When my time here ends

Serve as my witness; I lived

I can ask no more

An Unfinished Game

Politics connected us, provided conversation.
We’d never met, and still, I wept the day
That Richard died.

I became friends with a fascinating man on Facebook through a Liberal group we’d gravitated to before this past election. Richard was smart, funny, and upbeat. I learned that he’d lost his wife a few months before we “friended” each other, and he was fighting through his grief while dealing with a grave illness of his own.

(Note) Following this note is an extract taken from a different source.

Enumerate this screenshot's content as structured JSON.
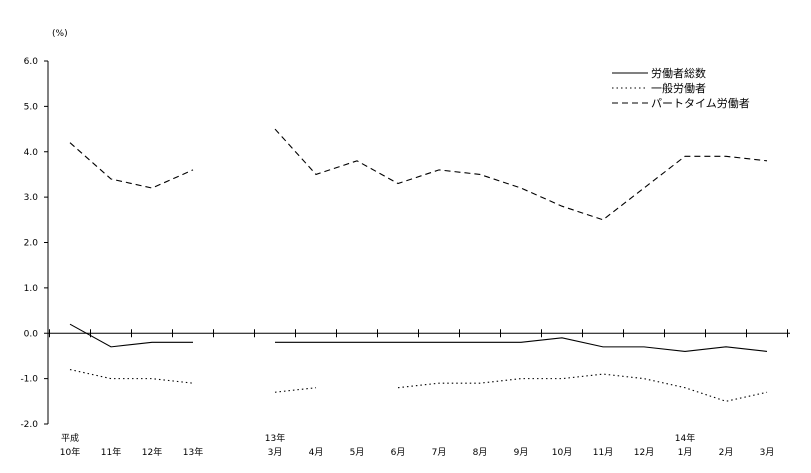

As he prepared for a round of chemo Richard asked for volunteers to play against him in Words With Friends, figuring it would be a great way to distract him from the rigors of chemotherapy.

I volunteered and we played one game after another. He was a novice player, and I beat him soundly every time. We didn’t chat much on the app; although, he promised he’d come out the winner eventually. 

A couple of days ago Richard posted on FB that he was going to take some time away from the computer to concentrate all his energy on feeling better. We all wished him well and figured he’d be back in no time, not knowing how very sick he was. The man never complained.

This morning, though, a post from Richard’s brother let us know that our friend had succumbed to complications from pneumonia. All of those who’d befriended him in our political group are devastated, and I cried all morning for the loss of this friend.

We never met in person. Chances are our real world paths never would have crossed, but I valued his friendship. And I mourn his death. Rest easy friend. 


Peace, people.

The Hurt

Friends through skinned knees and brownie scouts, shared all the secrets we’d figured

Out. Built our circle of misfit toys, hardly noticing the slights of those boys who found us too

Juvenile. We weren’t easy, but neither were we prudes. Eager to please, shy around those

More crude. Then I moved away, torn from our safety net; you found yourself caught in

Another web. Do you recall telling me that my leaving was the best thing that could have

Happened for you? I cannot imagine saying that to someone who’d been my friend.

But then maybe friendship was an illusion, and being discarded was the ugly truth. 

I’ve forgiven you, but no longer trust you. Your silence now speaks volumes. Who are you?